Of far greater importance than increasing the vote of the Socialist party is the economic organization of the working class. To the extent, and only to the extent, that the workers are organized and disciplined in their respective industries can the Socialist movement advance and the Socialist party hold what is registered by the ballot. The election of legislative and administrative officers, here and there, where the party is still in a crude state and the members economically and politically unfit to assume the responsibilities thrust upon them as the result of popular discontent, will inevitably bring trouble and set the party back, instead of advancing it, and while this is to be expected and is to an extent unavoidable, we should court no more of that kind of experience than is necessary to avoid a repetition of it. The Socialist party has already achieved some victories of this kind which proved to be defeats, crushing and humiliating, and from which the party has not even now, after many years, entirely recovered.

We have just so much socialism that is stable and dependable, because securely grounded in economics, in discipline and all else that expresses class-conscious solidarity, and this must be augmented steadily through economic and political organization, but no amount of mere votes can accomplish this in even the slightest degree.

A vote for socialism is not socialism any more than a menu is a meal.
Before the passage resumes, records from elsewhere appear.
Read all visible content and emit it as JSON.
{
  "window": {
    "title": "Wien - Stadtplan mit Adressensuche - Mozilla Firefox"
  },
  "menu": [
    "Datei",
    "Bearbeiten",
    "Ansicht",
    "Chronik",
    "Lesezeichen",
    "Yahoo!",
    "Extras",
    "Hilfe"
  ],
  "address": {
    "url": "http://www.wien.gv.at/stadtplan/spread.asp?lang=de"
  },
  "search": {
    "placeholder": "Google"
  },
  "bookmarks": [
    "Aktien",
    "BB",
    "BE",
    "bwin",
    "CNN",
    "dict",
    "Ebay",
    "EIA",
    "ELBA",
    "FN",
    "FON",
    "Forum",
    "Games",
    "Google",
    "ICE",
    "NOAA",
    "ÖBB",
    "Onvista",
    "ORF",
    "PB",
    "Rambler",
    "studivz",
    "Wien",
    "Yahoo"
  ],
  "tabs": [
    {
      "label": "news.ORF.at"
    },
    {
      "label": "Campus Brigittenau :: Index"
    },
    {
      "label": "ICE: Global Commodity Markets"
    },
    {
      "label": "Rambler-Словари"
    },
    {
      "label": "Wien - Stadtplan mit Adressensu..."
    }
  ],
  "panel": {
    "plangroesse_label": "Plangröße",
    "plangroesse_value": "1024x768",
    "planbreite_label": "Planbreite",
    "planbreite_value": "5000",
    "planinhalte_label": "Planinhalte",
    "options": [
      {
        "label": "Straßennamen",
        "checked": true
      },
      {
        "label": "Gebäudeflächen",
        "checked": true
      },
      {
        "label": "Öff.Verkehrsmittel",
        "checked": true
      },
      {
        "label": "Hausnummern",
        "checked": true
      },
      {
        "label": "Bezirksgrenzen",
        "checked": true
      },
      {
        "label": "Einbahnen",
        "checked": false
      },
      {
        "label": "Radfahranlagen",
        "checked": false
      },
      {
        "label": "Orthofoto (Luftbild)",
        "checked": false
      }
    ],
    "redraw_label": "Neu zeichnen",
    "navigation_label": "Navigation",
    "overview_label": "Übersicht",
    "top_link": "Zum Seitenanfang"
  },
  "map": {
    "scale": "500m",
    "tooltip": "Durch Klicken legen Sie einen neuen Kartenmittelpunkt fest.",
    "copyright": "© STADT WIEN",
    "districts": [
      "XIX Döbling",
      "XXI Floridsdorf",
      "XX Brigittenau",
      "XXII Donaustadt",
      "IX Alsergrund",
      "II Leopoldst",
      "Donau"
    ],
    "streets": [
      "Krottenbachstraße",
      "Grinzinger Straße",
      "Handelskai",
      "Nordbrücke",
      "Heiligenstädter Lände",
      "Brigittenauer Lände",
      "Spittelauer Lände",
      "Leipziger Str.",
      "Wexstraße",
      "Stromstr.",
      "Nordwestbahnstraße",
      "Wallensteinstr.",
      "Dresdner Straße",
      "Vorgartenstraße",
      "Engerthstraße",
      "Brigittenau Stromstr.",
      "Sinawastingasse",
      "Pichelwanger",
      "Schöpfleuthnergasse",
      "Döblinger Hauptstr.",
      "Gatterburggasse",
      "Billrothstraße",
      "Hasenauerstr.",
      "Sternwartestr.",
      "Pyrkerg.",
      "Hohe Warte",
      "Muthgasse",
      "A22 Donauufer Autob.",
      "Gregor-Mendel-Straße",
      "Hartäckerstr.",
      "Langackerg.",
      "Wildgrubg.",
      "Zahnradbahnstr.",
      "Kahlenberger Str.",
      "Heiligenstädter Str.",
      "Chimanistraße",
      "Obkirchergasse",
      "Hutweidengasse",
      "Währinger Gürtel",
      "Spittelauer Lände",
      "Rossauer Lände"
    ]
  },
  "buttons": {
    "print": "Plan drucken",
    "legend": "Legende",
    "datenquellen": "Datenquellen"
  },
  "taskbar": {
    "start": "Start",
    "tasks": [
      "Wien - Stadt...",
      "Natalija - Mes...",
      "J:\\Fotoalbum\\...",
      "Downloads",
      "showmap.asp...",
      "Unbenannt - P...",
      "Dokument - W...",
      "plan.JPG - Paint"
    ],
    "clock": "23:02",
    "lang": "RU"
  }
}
Socialism must be organized, drilled, equipped, and the place to begin is in the industries where the workers are employed. Their economic power has got to be developed through efficient organization, or their political power, even if it could be developed, would but react upon them, thwart their plans, blast their hopes, and all but destroy them.
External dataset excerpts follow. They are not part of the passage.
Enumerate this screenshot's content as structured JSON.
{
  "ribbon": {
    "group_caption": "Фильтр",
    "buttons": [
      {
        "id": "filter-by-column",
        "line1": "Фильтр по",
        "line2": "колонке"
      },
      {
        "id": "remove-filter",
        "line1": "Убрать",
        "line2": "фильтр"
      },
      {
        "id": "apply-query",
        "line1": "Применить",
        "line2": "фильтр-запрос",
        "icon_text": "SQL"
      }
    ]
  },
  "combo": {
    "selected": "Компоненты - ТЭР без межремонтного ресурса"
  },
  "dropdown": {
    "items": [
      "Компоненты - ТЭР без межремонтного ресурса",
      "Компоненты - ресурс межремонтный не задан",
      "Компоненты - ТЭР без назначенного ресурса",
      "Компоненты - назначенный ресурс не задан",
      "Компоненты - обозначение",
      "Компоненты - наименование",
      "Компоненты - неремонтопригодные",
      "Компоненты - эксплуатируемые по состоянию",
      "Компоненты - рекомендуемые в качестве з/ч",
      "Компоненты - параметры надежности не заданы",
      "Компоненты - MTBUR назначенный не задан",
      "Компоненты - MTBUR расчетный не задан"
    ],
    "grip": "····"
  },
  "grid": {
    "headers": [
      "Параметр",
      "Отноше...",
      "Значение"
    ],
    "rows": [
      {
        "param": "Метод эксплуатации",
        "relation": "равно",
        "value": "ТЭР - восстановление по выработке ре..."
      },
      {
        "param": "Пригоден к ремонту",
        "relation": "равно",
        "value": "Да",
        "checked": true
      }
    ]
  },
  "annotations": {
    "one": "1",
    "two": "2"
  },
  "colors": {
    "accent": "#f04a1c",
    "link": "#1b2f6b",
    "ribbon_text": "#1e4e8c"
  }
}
Such organization to be effective must be expressed in terms of industrial unionism. Each industry must be organized in its entirety, embracing all the workers, and all working together in the interests of all, in the true spirit of solidarity, thus laying the foundation and developing the superstructure of the new system within the old, from which it is evolving, and systematically fitting the workers, step by step, to assume entire control of the productive forces when the hour strikes for the impending organic change.

Without such economic organization and the economic power with which it is clothed, and without the industrial co-operative training, discipline and efficiency which are its corollaries, the fruit of any political victories the workers may achieve will turn to ashes on their lips.

Now that the capitalist system is so palpably breaking down, and in consequence its political parties breaking up, the disintegrating elements with vague reform ideas and radical bourgeois tendencies will head in increasing numbers toward the Socialist party, especially since the greatly enlarged vote of this year has been announced and the party is looming up as a possible dispenser of the spoils of office. There is danger, I believe, that the party may be swamped by such an exodus and the best possible means—and, in fact, the only effectual means—of securing the party against such a fatality is the economic power of the industrially-organized workers.

The votes will come rapidly enough from now on without seeking them and we should make it clear that the Socialist party wants the votes only of those who want socialism, and that, above all, as a revolutionary party of the working class, it discountenances vote-seeking for the sake of votes and holds in contempt office-seeking for the sake of office. These belong entirely to capitalist parties with their bosses and their boodle and have no place in a party whose shibboleth is emancipation.

With the workers efficiently organized industrially, bound together by the common tie of their enlightened self-interest, they will just as naturally and inevitably express their economic solidarity in political terms and cast a united vote for the party of their class as the forces of nature express obedience to the law of gravitation.